The law amends the Pennsylvania Human Relations Act to ensure that “race” includes natural hair texture, protective styles, and other traits historically connected to racial identity. It arrives after more than 900 hair-related discrimination complaints were filed in just one year, according to state data.

To cut through the legal language, here’s what the CROWN Act means for ordinary Black Pennsylvanians — in real, day-to-day terms.
What the CROWN Act Means in Real Life: A Simple List
1. You can show up to work as yourself — without fear.
Employers can no longer reject, reprimand, or fire people for wearing braids, locs, twists, coils, afros, or other natural styles. Your hair can’t be used as a back-door way to question your “professionalism.”
2. Job interviews won’t require a “hair strategy.”
No more taking braids out before interviews or trimming locs just to seem “more acceptable.” Your qualifications matter — not how closely you conform to Eurocentric hair standards.
3. Black children are less likely to be suspended for their hair.
School policies often hit Black students hardest. With the CROWN Act, suspensions, dress-code violations, and disciplinary actions tied to natural or protective styles are now banned.
4. You can pursue promotions without policing your identity.
Many Black professionals have reported being passed over for leadership roles because of hair bias. The law removes a barrier that has quietly shaped who gets access to the C-suite or the boardroom.
5. Chemical relaxers are no longer an unspoken “requirement.”

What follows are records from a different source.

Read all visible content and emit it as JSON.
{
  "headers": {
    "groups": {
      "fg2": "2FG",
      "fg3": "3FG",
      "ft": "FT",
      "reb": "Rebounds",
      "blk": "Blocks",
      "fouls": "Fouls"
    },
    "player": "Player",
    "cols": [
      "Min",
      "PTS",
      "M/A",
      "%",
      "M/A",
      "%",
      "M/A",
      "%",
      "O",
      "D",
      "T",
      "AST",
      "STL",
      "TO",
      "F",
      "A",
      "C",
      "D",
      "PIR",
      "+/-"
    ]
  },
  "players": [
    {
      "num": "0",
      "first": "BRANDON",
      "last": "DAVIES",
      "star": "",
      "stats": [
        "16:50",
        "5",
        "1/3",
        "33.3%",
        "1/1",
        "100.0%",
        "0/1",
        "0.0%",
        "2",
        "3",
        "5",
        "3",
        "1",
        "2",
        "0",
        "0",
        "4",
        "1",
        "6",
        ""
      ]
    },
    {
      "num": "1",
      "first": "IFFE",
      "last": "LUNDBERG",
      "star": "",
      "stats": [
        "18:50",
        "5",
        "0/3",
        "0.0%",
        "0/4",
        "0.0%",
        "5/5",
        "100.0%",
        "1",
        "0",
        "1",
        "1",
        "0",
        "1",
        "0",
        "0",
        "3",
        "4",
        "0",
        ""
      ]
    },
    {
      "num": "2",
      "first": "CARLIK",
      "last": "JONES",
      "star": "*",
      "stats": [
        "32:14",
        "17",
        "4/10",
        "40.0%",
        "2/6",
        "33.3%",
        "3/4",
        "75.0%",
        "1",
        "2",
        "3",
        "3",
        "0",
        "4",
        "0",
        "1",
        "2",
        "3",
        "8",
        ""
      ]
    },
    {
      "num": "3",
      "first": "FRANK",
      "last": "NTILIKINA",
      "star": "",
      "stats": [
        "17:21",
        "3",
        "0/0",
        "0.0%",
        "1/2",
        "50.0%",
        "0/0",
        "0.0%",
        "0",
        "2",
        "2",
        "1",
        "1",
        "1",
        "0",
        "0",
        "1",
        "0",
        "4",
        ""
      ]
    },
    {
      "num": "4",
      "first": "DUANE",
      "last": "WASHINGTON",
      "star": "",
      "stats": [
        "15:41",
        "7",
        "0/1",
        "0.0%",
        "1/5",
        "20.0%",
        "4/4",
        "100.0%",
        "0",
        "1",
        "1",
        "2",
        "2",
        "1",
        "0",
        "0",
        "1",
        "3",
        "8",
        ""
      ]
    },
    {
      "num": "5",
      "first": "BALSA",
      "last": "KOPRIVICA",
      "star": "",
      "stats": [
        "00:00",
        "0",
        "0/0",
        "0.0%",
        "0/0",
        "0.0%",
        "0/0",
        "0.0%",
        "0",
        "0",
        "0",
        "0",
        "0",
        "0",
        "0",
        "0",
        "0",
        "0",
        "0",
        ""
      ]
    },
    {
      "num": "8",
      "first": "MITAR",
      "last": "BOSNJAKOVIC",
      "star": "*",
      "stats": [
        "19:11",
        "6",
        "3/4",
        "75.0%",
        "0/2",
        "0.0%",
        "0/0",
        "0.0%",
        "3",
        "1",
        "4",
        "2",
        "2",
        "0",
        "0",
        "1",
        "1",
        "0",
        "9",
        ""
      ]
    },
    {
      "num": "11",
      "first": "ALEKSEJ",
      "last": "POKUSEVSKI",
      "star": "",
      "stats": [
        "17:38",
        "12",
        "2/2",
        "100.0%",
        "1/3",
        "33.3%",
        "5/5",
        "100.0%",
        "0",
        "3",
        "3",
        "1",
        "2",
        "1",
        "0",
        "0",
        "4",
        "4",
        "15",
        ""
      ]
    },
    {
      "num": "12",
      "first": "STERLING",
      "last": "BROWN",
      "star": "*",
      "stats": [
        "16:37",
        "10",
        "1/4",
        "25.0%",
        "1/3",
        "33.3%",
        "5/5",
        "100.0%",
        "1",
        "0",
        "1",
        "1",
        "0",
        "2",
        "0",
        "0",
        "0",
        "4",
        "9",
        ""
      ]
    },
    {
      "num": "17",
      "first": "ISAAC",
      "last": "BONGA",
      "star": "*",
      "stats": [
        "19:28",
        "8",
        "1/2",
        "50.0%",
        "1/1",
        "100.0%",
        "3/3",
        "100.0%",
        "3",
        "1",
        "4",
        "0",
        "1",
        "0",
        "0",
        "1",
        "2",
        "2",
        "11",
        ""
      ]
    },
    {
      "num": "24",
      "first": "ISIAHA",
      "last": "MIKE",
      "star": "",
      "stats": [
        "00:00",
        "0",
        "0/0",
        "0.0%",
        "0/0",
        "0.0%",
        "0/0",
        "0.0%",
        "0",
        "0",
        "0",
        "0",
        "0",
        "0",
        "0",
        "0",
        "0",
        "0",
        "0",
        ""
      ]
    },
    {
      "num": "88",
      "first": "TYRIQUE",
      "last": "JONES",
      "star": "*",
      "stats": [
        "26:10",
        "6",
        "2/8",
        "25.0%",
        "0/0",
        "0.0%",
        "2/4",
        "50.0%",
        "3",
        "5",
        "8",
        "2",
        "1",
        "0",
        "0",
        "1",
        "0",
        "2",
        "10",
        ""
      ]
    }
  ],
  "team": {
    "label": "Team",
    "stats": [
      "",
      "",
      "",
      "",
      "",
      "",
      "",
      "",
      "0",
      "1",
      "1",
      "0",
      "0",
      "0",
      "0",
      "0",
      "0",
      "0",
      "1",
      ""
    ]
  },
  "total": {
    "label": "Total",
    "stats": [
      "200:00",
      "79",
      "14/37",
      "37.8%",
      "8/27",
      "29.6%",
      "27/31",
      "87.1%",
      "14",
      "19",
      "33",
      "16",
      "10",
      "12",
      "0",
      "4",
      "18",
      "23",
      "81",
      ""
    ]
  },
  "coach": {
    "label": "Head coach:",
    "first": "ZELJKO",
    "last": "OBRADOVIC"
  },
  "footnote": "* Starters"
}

For years, many Black women felt pressured to chemically straighten their hair — despite well-documented health risks. The law reinforces that no job can force you toward potentially harmful styling choices.
6. Natural hair businesses gain legitimacy and protection.
Braiders, natural hair stylists, and Black-owned salons benefit from clearer rules, fewer licensing hurdles, and a statewide acknowledgment that their work is culturally rooted and economically vital.
7. Religious and cultural expression is explicitly protected.
Styles tied to faith traditions — from Rastafarian locs to African protective styles — now have defined civil rights protections under state law.
8. Complaints about hair discrimination now carry legal weight.
If discrimination happens, individuals can file official complaints under the Pennsylvania Human Relations Act — meaning real investigations, real consequences, and real accountability.
9. Businesses must update grooming policies.
Companies can still enforce legitimate safety rules (such as tying hair back for machinery), but they must apply them equally to everyone. Policies can’t target styles predominantly worn by Black workers.
10. The law supports broader economic opportunity.
Shapiro’s administration is tying the CROWN Act to a larger effort to expand access for historically disadvantaged businesses — including Black-owned salons, beauty suppliers, and cosmetology services.
Why this moment matters
Behind every policy victory is a human story — the child suspended from school because of her twists, the man asked to “cut his hair to look cleaner,” the professional told his locs seemed “too urban” for client meetings. Pennsylvania’s new law doesn’t erase those experiences, but it sends a clear signal: dignity isn’t negotiable.
As advocate Dr. Adjoa B. Asamoah said, the cost of conformity has been “simply too expensive.” The CROWN Act aims to ensure no one in the state has to pay it again.